Undertaking an internship during my PhD was something that I had been considering for a while before I received details of the PSA’s new scheme, in conjunction with the Committee Office of the House of Commons. My research is on British politics, and, quite liking the idea of going to work in the Palace of Westminster every day, I decided to apply.

I started my placement in November 2013, and was initially placed with the Scottish Affairs Committee (SAC) for three months. It quickly became apparent that Scottish Affairs is an extremely busy committee: at one point during my placement there were six active inquiries, all placing significant demands on the Committee’s staff. As such, at the request of the Committee Clerks, my placement was extended and I worked for the Committee for a total of six months.

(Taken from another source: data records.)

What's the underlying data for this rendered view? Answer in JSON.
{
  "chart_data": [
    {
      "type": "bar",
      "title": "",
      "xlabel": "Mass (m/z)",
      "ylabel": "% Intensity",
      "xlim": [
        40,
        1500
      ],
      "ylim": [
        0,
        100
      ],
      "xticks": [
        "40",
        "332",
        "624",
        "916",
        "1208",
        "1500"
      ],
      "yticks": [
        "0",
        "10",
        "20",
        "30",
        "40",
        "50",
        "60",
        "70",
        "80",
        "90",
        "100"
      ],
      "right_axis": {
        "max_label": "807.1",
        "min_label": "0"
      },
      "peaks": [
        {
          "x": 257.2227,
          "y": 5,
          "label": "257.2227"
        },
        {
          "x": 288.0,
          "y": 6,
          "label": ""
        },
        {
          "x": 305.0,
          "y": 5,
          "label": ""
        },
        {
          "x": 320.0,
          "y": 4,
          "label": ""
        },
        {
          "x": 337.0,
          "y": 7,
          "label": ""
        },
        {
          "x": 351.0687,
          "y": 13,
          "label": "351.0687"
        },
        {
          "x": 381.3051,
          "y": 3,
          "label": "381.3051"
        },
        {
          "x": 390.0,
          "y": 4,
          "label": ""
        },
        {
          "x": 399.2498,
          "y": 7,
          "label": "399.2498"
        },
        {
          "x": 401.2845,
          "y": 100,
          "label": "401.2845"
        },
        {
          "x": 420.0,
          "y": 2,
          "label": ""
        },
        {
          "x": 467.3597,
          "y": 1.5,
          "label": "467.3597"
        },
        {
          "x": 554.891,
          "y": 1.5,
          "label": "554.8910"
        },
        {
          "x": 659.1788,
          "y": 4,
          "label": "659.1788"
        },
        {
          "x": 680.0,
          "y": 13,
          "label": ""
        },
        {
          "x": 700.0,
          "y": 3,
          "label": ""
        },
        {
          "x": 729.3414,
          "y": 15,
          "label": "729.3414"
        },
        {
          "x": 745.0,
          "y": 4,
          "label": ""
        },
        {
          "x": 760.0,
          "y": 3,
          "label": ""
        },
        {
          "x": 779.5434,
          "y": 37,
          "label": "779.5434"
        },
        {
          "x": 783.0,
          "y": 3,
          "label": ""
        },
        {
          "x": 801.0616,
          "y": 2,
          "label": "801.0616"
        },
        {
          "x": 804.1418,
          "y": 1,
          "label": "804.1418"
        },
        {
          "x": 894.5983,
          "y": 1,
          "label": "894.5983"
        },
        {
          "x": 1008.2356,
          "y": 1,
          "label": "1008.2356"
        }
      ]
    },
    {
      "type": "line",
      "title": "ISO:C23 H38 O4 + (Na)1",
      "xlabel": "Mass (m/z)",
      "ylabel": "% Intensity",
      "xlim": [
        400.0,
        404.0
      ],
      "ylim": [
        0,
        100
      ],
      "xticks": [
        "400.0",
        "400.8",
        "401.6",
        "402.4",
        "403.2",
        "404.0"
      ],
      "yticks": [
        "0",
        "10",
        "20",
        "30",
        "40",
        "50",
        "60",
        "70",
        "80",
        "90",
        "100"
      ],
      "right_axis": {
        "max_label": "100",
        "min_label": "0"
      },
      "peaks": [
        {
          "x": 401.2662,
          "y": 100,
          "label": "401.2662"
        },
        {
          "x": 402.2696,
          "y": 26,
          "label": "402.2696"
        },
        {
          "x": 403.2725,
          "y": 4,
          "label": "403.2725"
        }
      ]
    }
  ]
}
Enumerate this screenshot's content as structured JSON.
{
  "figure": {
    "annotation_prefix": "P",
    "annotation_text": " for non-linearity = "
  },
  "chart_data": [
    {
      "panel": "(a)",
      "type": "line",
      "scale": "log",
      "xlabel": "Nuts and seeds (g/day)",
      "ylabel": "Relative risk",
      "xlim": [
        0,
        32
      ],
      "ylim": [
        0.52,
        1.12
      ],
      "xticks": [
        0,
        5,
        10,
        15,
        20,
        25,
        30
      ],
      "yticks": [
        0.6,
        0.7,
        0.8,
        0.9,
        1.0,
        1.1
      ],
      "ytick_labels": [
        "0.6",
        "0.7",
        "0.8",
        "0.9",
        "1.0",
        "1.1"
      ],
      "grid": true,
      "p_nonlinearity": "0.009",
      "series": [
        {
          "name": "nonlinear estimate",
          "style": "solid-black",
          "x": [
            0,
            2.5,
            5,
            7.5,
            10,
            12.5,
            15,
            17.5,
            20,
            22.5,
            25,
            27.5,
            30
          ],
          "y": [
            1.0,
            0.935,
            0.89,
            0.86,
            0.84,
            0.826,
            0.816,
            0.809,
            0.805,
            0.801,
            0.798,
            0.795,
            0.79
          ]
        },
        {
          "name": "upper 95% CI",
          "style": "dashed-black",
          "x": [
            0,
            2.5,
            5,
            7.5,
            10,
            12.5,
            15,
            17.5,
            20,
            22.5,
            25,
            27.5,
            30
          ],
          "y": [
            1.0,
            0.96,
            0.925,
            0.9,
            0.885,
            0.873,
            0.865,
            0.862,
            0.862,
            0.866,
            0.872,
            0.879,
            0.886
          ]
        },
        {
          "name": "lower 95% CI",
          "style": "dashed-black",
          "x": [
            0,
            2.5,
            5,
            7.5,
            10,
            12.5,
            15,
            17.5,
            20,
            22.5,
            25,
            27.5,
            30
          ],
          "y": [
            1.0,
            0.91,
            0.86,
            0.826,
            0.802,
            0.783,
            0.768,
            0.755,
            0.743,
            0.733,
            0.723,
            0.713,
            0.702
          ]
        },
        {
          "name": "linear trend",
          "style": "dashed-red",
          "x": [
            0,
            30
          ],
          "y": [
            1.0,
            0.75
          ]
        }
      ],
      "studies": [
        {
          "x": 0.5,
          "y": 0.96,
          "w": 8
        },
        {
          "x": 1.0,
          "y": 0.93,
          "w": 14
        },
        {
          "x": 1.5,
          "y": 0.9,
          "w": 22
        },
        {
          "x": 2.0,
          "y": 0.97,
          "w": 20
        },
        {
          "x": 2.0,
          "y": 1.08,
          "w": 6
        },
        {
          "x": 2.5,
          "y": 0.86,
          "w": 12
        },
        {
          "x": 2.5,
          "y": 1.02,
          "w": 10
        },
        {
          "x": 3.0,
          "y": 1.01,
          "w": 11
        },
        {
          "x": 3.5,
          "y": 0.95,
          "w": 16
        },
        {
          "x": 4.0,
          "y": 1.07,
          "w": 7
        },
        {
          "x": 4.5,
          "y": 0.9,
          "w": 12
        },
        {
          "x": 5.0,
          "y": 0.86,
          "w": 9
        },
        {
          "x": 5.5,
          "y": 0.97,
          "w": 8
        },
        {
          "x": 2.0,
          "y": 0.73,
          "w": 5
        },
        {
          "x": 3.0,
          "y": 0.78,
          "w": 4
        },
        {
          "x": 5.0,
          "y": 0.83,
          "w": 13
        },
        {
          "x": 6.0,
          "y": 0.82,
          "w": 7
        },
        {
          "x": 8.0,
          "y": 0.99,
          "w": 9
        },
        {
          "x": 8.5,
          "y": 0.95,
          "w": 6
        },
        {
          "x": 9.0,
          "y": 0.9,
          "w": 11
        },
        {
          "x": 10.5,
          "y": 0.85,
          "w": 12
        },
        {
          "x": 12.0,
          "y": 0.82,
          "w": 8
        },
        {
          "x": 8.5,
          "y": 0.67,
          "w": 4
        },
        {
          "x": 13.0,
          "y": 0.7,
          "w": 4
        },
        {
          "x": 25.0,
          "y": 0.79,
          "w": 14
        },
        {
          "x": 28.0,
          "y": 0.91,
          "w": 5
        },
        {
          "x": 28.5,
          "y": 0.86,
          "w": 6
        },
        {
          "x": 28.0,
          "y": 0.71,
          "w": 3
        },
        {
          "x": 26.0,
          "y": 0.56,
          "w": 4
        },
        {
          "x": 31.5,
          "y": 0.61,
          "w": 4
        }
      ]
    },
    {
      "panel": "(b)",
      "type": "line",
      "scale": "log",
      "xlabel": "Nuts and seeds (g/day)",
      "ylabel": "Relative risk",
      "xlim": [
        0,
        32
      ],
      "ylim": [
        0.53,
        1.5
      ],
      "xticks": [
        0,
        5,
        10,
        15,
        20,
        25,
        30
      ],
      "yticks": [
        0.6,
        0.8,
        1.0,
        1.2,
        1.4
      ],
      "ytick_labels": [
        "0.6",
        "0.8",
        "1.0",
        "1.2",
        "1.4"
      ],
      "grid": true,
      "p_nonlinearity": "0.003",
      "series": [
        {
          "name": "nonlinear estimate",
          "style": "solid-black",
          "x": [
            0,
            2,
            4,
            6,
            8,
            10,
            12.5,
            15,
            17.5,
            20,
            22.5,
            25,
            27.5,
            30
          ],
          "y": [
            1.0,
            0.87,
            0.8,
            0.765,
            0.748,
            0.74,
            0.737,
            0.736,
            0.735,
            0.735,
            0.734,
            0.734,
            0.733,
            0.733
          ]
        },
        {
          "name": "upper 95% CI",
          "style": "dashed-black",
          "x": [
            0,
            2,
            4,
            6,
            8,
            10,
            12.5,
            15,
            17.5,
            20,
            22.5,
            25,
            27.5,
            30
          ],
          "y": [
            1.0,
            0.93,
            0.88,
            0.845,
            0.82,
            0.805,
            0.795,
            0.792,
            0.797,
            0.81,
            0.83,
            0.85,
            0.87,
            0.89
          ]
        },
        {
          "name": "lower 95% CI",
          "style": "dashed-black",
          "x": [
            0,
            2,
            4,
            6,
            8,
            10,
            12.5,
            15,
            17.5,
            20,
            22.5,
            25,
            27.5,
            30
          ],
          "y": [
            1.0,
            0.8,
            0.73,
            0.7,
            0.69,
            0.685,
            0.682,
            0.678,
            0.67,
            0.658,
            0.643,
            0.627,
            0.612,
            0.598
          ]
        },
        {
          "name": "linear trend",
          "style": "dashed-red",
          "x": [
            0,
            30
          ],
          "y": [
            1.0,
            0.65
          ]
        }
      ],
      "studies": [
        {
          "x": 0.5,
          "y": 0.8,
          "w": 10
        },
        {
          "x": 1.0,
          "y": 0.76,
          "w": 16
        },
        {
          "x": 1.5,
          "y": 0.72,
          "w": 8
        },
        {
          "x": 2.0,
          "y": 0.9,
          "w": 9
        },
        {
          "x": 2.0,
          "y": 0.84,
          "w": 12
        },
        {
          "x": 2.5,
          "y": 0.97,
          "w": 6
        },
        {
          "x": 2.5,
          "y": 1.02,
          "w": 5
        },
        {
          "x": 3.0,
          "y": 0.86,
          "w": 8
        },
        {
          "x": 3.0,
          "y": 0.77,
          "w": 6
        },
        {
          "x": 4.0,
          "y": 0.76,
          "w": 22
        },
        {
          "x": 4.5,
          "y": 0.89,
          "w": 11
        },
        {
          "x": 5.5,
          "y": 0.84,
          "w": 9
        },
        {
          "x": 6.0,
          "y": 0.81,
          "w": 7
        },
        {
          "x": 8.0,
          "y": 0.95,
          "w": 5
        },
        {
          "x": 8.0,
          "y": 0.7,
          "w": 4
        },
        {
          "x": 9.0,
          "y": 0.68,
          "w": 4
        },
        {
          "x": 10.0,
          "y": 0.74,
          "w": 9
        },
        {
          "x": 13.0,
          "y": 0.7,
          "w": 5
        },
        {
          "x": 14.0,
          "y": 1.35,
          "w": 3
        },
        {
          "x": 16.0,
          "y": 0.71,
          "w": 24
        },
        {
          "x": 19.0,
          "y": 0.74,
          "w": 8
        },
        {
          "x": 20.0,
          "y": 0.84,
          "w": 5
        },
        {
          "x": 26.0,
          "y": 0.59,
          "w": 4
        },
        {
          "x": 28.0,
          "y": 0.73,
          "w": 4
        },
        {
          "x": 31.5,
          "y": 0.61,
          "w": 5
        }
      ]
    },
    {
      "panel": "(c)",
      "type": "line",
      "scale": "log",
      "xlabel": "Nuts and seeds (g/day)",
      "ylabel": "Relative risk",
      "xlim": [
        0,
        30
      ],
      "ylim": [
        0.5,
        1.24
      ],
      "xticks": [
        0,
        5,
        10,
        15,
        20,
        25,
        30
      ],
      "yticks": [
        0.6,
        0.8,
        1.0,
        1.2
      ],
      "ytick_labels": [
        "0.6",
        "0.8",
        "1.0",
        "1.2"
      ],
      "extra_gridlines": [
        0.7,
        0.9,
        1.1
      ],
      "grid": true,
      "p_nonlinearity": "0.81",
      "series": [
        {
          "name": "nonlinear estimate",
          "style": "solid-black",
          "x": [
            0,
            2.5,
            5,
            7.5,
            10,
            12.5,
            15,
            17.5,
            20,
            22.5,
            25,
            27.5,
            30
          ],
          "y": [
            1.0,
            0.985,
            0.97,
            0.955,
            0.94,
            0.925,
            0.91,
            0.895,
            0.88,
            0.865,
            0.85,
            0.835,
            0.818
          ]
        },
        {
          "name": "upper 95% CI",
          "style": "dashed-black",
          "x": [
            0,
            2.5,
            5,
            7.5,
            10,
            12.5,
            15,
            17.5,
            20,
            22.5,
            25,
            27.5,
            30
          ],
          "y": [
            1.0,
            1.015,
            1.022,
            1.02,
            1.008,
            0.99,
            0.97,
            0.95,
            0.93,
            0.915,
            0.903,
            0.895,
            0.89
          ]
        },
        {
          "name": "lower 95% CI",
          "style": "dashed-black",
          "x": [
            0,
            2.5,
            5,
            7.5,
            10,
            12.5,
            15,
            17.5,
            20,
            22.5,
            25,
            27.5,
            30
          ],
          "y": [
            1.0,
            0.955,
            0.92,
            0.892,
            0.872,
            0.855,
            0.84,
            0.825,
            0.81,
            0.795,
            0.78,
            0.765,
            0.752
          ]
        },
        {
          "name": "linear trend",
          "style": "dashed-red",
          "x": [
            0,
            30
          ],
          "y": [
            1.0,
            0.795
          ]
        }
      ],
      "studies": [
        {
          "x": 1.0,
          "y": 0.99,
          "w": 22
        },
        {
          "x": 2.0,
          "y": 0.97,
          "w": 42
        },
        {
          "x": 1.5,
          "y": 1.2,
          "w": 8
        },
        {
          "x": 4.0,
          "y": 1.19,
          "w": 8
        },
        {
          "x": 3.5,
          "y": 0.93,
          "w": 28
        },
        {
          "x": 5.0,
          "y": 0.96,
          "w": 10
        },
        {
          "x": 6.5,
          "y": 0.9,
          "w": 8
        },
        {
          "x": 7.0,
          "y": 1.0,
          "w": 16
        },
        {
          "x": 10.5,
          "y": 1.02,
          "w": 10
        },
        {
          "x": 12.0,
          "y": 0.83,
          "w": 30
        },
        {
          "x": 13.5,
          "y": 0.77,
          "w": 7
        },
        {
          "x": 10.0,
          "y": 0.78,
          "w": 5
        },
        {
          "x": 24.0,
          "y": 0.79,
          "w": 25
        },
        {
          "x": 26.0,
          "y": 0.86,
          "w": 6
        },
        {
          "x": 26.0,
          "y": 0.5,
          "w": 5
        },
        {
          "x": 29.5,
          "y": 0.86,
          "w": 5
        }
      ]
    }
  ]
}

I was initially assigned to work on the Committee’s inquiry into Blacklisting in Employment. Later, as the stage of the inquiry that I was responsible for drew to a close, I worked on two further inquiries: the Impact of the Bedroom Tax in Scotland, and the Referendum on Separation for Scotland (Pensions and Benefits). I contributed to a full range of Committee work across these three inquiries, from identifying appropriate witnesses and arranging evidence sessions, through researching and writing briefing notes for Committee Members, and finally analysing the evidence obtained and drafting Committee reports. The SAC often prefers to publish short interim reports on some inquiries, and this worked well with the structure of the internship: I was able to take responsibility for discreet sections of on-going inquiries and complete these during the short time available. The Committee has now published two reports that I was responsible for working on, on Blacklisting and the Bedroom Tax.

In addition to working with the Committee, I attended a number of other activities in order to get a feel for how parliament works. I considered myself to have a good understanding of the British parliamentary system before I started my placement, but was still surprised by the range of work that goes on behind the scenes! A lot of these activities were guided by my own interests – such as attending debates and the meetings of other committees – and I appreciated the opportunity to pursue these during the early weeks of my placement. I was also really pleased that the Committee Clerks managed to obtain a ticket for me to attend Prime Minister’s Questions, as this was something that I had been keen to do for some time.

My experience working for the Committee was hugely valuable. I was able to apply the skills and knowledge that I have been developing through my PhD, while also gaining a fresh perspective on my own research. Equally important, my placement was really enjoyable and has contributed to broadening my ideas on the sort of work that I might like to do once my PhD is finished. I cannot recommend the programme enough, and wouldn’t hesitate to encourage others to apply in future.